The story was in my textbook in the early 1950s in NJ.
* * * * * This story of Gods divine protection and of Washingtons open gratitude could be found in virtually all school textbooks until 1934. Now few Americans have read it. Washington often recalled this dramatic event that helped shape his character and confirm Gods call on his life.
It is interesting to note that George Washington was probably personally responsible for the shot in the wilds of Pennsylvania that started the first world war.
To win freedom for - and establish this Great country.
He did not do it to have it now turned over to despots and enemies of freedom.
They who are enemies of freedom, are enemies of GOD.
And GOD will protect and preserve this country and Freedom again - IF WE fight, even if we may have to fight as hard and as long as Washington did.
Freedom isn't free - but it IS OURS if we fight for it - and if we fight for it, GOD will be at our side.
The story is believable, but attempts to verify it have not produced satisfactory results, to my knowledge. http://message.snopes.com/showthread.php?t=16064
There postulations are mad up from pretty thing air and a lot of presupposing on their part of knowing what people - or how LITTLE, in their esteemed estimation from this 200-year old vantage point, people back 200+ years ago would know.
For example, they speculate that the Indians would've had no way to know who Washington was. Poppycock.
Read your histories - they are resplendant with such battles and names and minute details, going back thousands of years...
No, the story is not believable.
It’s wonderful hagiography. Hagiography serves a valuable role. I admire and respect George Washington. We should honor him. Glowing, positive stories about him should be in school textbooks, and aren’t.
But this story is not believable. My professional historian’s antennae went up as I read it. The critiques on the Snopes site are all quite proper. The story comes from a play, a clear work of fiction, intended to be understood as a work of fiction, by Washington’s step-descendent, ______ Custis. In other words, when it was first told, it was told as fiction. But the realization that it was fiction got lost over time.
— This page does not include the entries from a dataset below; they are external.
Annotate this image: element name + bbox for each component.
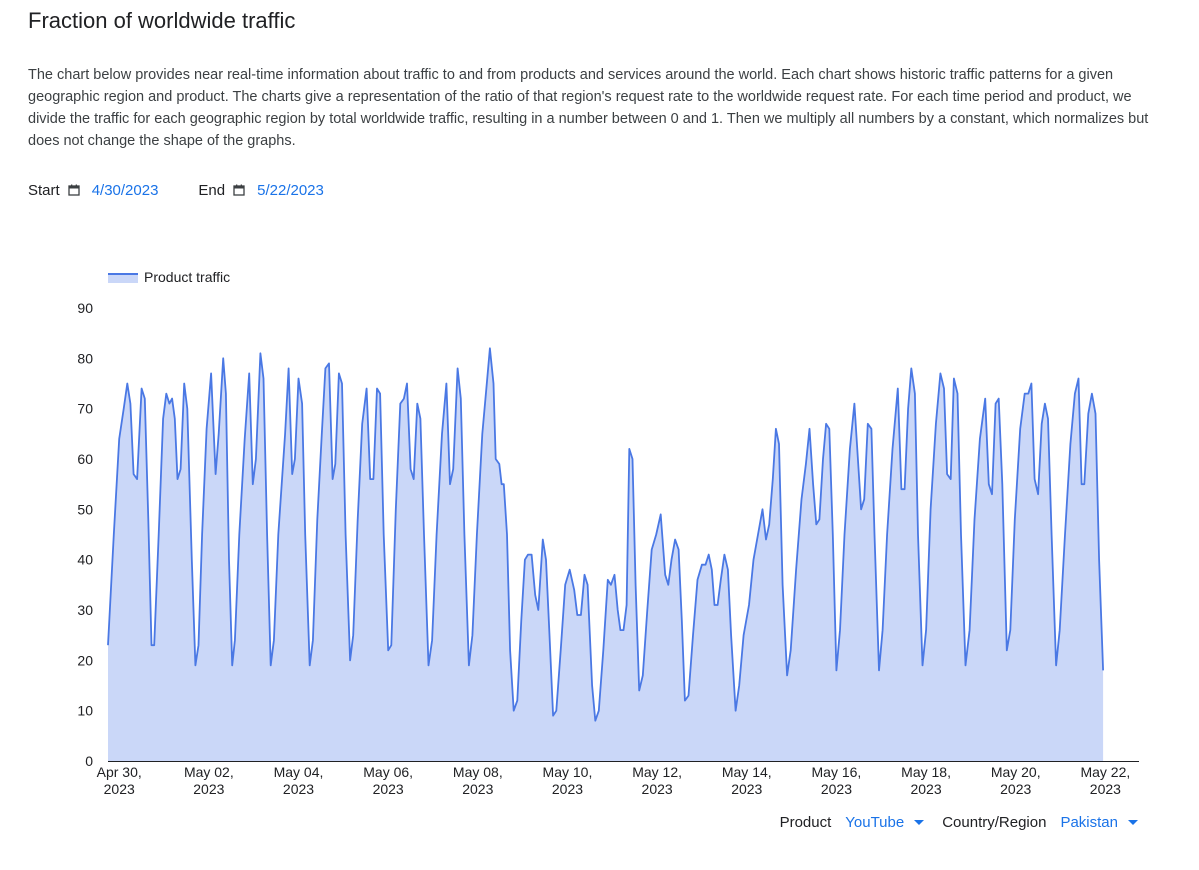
y-tick-label: 0	[85, 753, 93, 769]
x-tick-year: 2023	[373, 781, 404, 797]
x-tick-year: 2023	[1090, 781, 1121, 797]
x-tick-year: 2023	[104, 781, 135, 797]
x-tick-label: May 02,	[184, 764, 234, 780]
y-tick-label: 90	[77, 300, 93, 316]
chart-controls: Product YouTube Country/Region Pakistan	[780, 814, 1138, 831]
region-value: Pakistan	[1060, 814, 1118, 831]
x-tick-year: 2023	[552, 781, 583, 797]
x-tick-label: May 12,	[632, 764, 682, 780]
end-date-picker[interactable]: End 5/22/2023	[198, 182, 323, 199]
x-tick-year: 2023	[1000, 781, 1031, 797]
y-tick-label: 70	[77, 401, 93, 417]
x-tick-label: May 22,	[1080, 764, 1130, 780]
y-tick-label: 80	[77, 350, 93, 366]
x-tick-label: May 16,	[812, 764, 862, 780]
y-tick-label: 20	[77, 652, 93, 668]
end-date-label: End	[198, 181, 226, 199]
caret-down-icon	[914, 820, 925, 825]
calendar-icon	[68, 184, 80, 196]
start-date-label: Start	[28, 181, 60, 199]
x-tick-label: May 08,	[453, 764, 503, 780]
y-tick-label: 30	[77, 602, 93, 618]
page-title: Fraction of worldwide traffic	[28, 8, 296, 33]
region-dropdown[interactable]: Pakistan	[1060, 814, 1138, 831]
x-tick-label: May 20,	[991, 764, 1041, 780]
x-tick-year: 2023	[642, 781, 673, 797]
x-tick-label: May 14,	[722, 764, 772, 780]
legend-label: Product traffic	[144, 269, 230, 285]
caret-down-icon	[1128, 820, 1138, 825]
series-area-product-traffic	[108, 348, 1104, 761]
x-tick-label: May 04,	[274, 764, 324, 780]
x-tick-year: 2023	[462, 781, 493, 797]
x-tick-label: May 06,	[363, 764, 413, 780]
x-tick-label: Apr 30,	[97, 764, 142, 780]
end-date-value[interactable]: 5/22/2023	[257, 181, 324, 199]
chart-description: The chart below provides near real-time …	[28, 67, 1149, 149]
x-tick-year: 2023	[193, 781, 224, 797]
x-tick-label: May 18,	[901, 764, 951, 780]
start-date-value[interactable]: 4/30/2023	[91, 181, 159, 199]
region-label: Country/Region	[942, 814, 1047, 831]
x-tick-label: May 10,	[543, 764, 593, 780]
x-tick-year: 2023	[821, 781, 852, 797]
y-tick-label: 50	[77, 501, 93, 517]
x-tick-year: 2023	[910, 781, 941, 797]
product-value: YouTube	[845, 814, 905, 831]
product-label: Product	[779, 814, 832, 831]
x-tick-year: 2023	[283, 781, 314, 797]
calendar-icon	[233, 184, 245, 196]
y-tick-label: 60	[77, 451, 93, 467]
start-date-picker[interactable]: Start 4/30/2023	[28, 182, 158, 199]
traffic-chart: Product traffic 0 10 20 30 40 50 60 70 80 90 Apr 30…	[77, 269, 1139, 797]
x-tick-year: 2023	[731, 781, 762, 797]
y-tick-label: 10	[77, 703, 93, 719]
legend-swatch	[108, 273, 138, 283]
product-dropdown[interactable]: YouTube	[845, 814, 925, 831]
y-tick-label: 40	[77, 552, 93, 568]
date-range: Start 4/30/2023 End 5/22/2023	[28, 178, 364, 202]
series-line-product-traffic	[107, 347, 1104, 722]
I know they lean port side, but one or more made the point that he could have been recognizable, and some tried to research it.
Ping
I tend to agree with you. However, it should be possible to confirm whether a letter from Washington exists containing the words attributed to him:
As I have heard since my arrival at this place, a circumstantial account of my death and dying speech, I take this early opportunity of contradicting the first and of assuring you that I have not as yet composed the latter. But by the all-powerful dispensations of Providence I have been protected beyond all human probability or expectation; for I had four bullets through my coat, and two horses shot under me yet escaped unhurt, although death was leveling my companions on every side of me!
If this quotation is authentic, the story is still remarkable, even without the later embellishments.
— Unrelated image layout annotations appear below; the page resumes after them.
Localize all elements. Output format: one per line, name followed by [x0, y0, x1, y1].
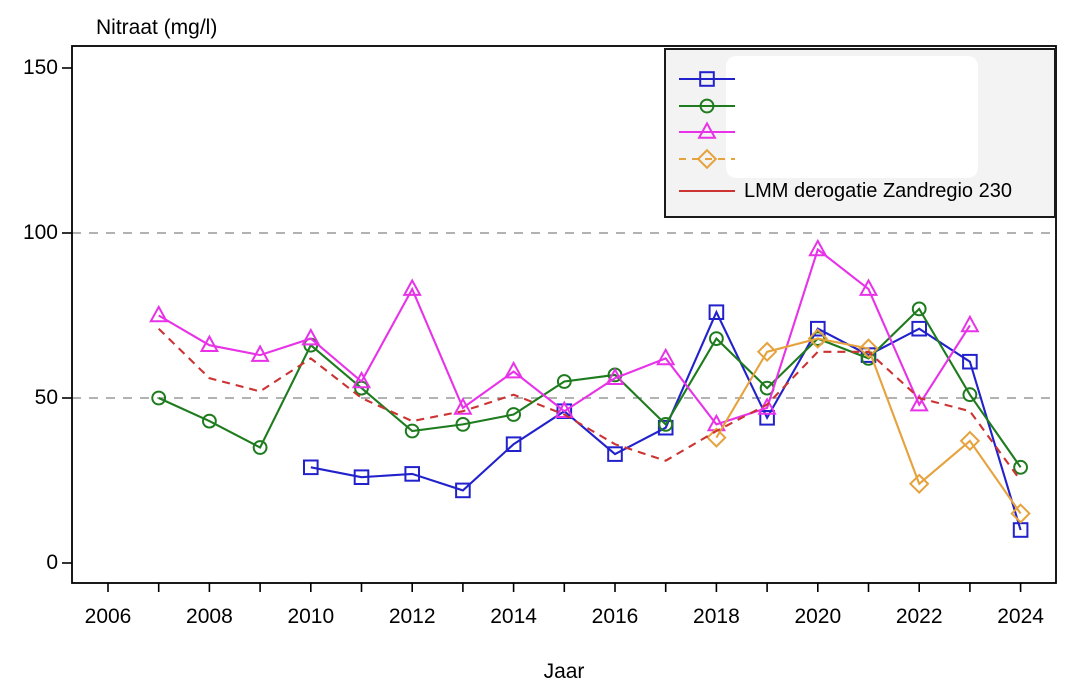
series-line-orange-diamonds — [715, 337, 1022, 515]
legend-entry-lmm: LMM derogatie Zandregio 230 — [676, 178, 1012, 204]
blue-squares-point-2016 — [607, 446, 623, 462]
green-circles-point-2015 — [556, 374, 572, 389]
blue-squares-point-2014 — [505, 436, 522, 452]
magenta-triangles-point-2015 — [554, 400, 574, 418]
green-circles-point-2007 — [151, 390, 167, 406]
blue-squares-point-2017 — [657, 419, 674, 436]
orange-diamonds-point-2020 — [807, 328, 829, 349]
x-tick-label-2016: 2016 — [591, 605, 639, 628]
chart-title: Nitraat (mg/l) — [96, 16, 218, 39]
x-tick-label-2008: 2008 — [186, 605, 233, 628]
magenta-triangles-point-2023 — [960, 314, 980, 333]
y-tick-label-100: 100 — [22, 221, 58, 244]
magenta-triangles-point-2013 — [453, 397, 473, 415]
series-line-lmm-derogatie-zandregio-230 — [157, 327, 1022, 482]
x-axis-title: Jaar — [543, 660, 585, 683]
green-circles-point-2017 — [658, 417, 674, 432]
orange-diamonds-point-2024 — [1010, 503, 1031, 524]
diamond-marker-icon — [679, 148, 735, 170]
magenta-triangles-point-2017 — [656, 347, 676, 366]
magenta-triangles-point-2009 — [250, 344, 270, 362]
series-line-green-circles — [158, 307, 1022, 468]
blue-squares-point-2013 — [455, 482, 471, 499]
y-tick-label-0: 0 — [46, 551, 58, 574]
x-tick-label-2018: 2018 — [693, 605, 740, 628]
legend: LMM derogatie Zandregio 230 — [664, 48, 1056, 218]
green-circles-point-2014 — [506, 407, 521, 422]
blue-squares-point-2018 — [708, 304, 725, 320]
series-line-blue-squares — [310, 309, 1022, 531]
magenta-triangles-point-2014 — [504, 360, 524, 379]
x-tick-label-2010: 2010 — [287, 605, 335, 628]
green-circles-point-2022 — [911, 301, 927, 317]
magenta-triangles-point-2020 — [808, 238, 828, 257]
magenta-triangles-point-2007 — [149, 304, 169, 323]
legend-entry-triangle — [676, 119, 744, 145]
blue-squares-point-2011 — [353, 469, 370, 485]
green-circles-point-2024 — [1013, 459, 1028, 475]
blue-squares-point-2012 — [404, 466, 420, 482]
circle-marker-icon — [679, 98, 735, 114]
y-tick-label-50: 50 — [34, 386, 58, 409]
blue-squares-point-2010 — [303, 459, 319, 476]
y-tick-label-150: 150 — [22, 56, 58, 79]
x-tick-label-2014: 2014 — [490, 605, 537, 628]
magenta-triangles-point-2021 — [858, 278, 879, 296]
x-tick-label-2012: 2012 — [388, 605, 436, 628]
legend-label: LMM derogatie Zandregio 230 — [744, 179, 1012, 202]
x-tick-label-2022: 2022 — [895, 605, 943, 628]
green-circles-point-2023 — [962, 387, 978, 403]
green-circles-point-2018 — [709, 331, 724, 347]
magenta-triangles-point-2022 — [909, 393, 929, 412]
green-circles-point-2009 — [252, 440, 268, 455]
blue-squares-point-2022 — [911, 320, 928, 337]
legend-entry-diamond — [676, 146, 744, 172]
series-line-magenta-triangles — [158, 247, 971, 426]
orange-diamonds-point-2019 — [756, 341, 778, 363]
x-tick-label-2020: 2020 — [794, 605, 842, 628]
blue-squares-point-2019 — [759, 410, 775, 426]
orange-diamonds-point-2018 — [706, 427, 727, 448]
green-circles-point-2012 — [404, 423, 420, 439]
magenta-triangles-point-2010 — [301, 327, 321, 346]
x-tick-label-2024: 2024 — [997, 605, 1044, 628]
legend-entry-square — [676, 66, 744, 92]
green-circles-point-2013 — [455, 417, 471, 432]
blue-squares-point-2020 — [810, 320, 826, 337]
orange-diamonds-point-2023 — [959, 430, 981, 452]
line-marker-icon — [679, 189, 735, 193]
green-circles-point-2008 — [202, 413, 217, 429]
plot-frame — [71, 45, 1057, 584]
legend-entry-circle — [676, 93, 744, 119]
magenta-triangles-point-2011 — [351, 370, 372, 389]
orange-diamonds-point-2021 — [858, 338, 879, 359]
green-circles-point-2020 — [810, 331, 826, 347]
magenta-triangles-point-2008 — [199, 334, 219, 352]
magenta-triangles-point-2012 — [402, 278, 422, 296]
magenta-triangles-point-2016 — [605, 367, 625, 385]
orange-diamonds-point-2022 — [908, 473, 930, 495]
blue-squares-point-2023 — [962, 353, 978, 370]
x-tick-label-2006: 2006 — [84, 605, 132, 628]
square-marker-icon — [679, 71, 735, 87]
redacted-labels-patch — [726, 56, 978, 178]
triangle-marker-icon — [679, 121, 735, 139]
Got a couple of old indian fighters in my lines, too. Virginia, Richard and Joshua Cox/Cocke, descendants of the Irish Sir Richard Cox, III. A number of their descendants married indians. Just business, nothing personal, I guess.
Letter is in the Library of Congress, quote here...
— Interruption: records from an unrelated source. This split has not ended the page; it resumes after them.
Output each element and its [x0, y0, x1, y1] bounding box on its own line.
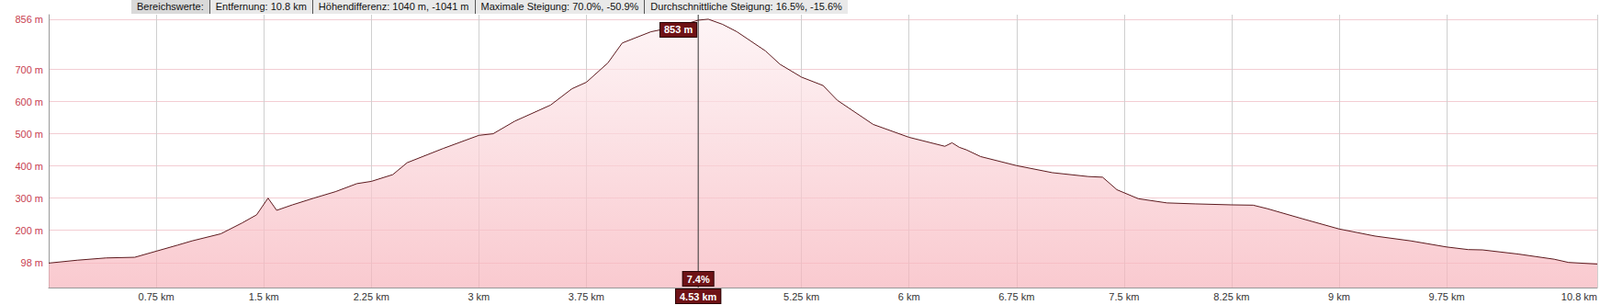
svg-text:600 m: 600 m: [14, 96, 44, 108]
svg-text:6.75 km: 6.75 km: [998, 291, 1035, 303]
svg-text:8.25 km: 8.25 km: [1213, 291, 1250, 303]
svg-text:9 km: 9 km: [1328, 291, 1351, 303]
svg-text:5.25 km: 5.25 km: [783, 291, 820, 303]
html-text:Bereichswerte:: Bereichswerte:: [136, 0, 204, 12]
svg-text:0.75 km: 0.75 km: [138, 291, 175, 303]
svg-text:4.53 km: 4.53 km: [679, 291, 718, 303]
svg-text:9.75 km: 9.75 km: [1429, 291, 1465, 303]
svg-text:6 km: 6 km: [898, 291, 921, 303]
svg-text:300 m: 300 m: [14, 192, 44, 204]
svg-text:700 m: 700 m: [14, 64, 44, 76]
html-text:Entfernung: 10.8 km: Entfernung: 10.8 km: [215, 0, 307, 12]
svg-text:3 km: 3 km: [467, 291, 490, 303]
svg-text:98 m: 98 m: [21, 257, 44, 269]
html-text:Maximale Steigung: 70.0%, -50.: Maximale Steigung: 70.0%, -50.9%: [480, 0, 639, 12]
svg-text:1.5 km: 1.5 km: [248, 291, 280, 303]
svg-text:500 m: 500 m: [14, 128, 44, 140]
svg-text:3.75 km: 3.75 km: [568, 291, 605, 303]
svg-text:853 m: 853 m: [664, 23, 693, 35]
svg-text:10.8 km: 10.8 km: [1561, 291, 1598, 303]
svg-text:2.25 km: 2.25 km: [353, 291, 390, 303]
svg-text:200 m: 200 m: [14, 225, 44, 237]
html-text:Durchschnittliche Steigung: 16: Durchschnittliche Steigung: 16.5%, -15.6…: [650, 0, 843, 12]
svg-text:7.5 km: 7.5 km: [1108, 291, 1139, 303]
svg-text:400 m: 400 m: [14, 160, 44, 172]
svg-text:7.4%: 7.4%: [687, 273, 710, 285]
html-text:Höhendifferenz: 1040 m, -1041: Höhendifferenz: 1040 m, -1041 m: [318, 0, 469, 12]
svg-text:856 m: 856 m: [14, 13, 44, 25]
http://www.loc.gov/teachers/classroommaterials/connections/george-washington/langarts.html
George Washington to John Augustine Washington, July 18, 1755
http://memory.loc.gov/cgi-bin/query/r?ammem/mgw:@field(DOCID+@lit(gw010115))
I don’t question the four bullets through his coat and two horses shot out from under him. No problem. And yes, that’s a powerful story.
It could have been left there and served a valuable purpose.
But that’s not the story told in this tract. Call it embellishment if you wish, but whopping embellishment—that’s what catches the critical eye. This story simply crosses the line into incredulousness.
George Washington to John Augustine Washington, July 18, 1755
bttt
Upon my next visit to Mount Vernon, I'm going to ask the experts there what happened to his bullet-ridden coat. If you were him, wouldn't you have kept it?
Any FReepers have an answer? Also, does anyone know if this fact is back in the textbooks in Texas?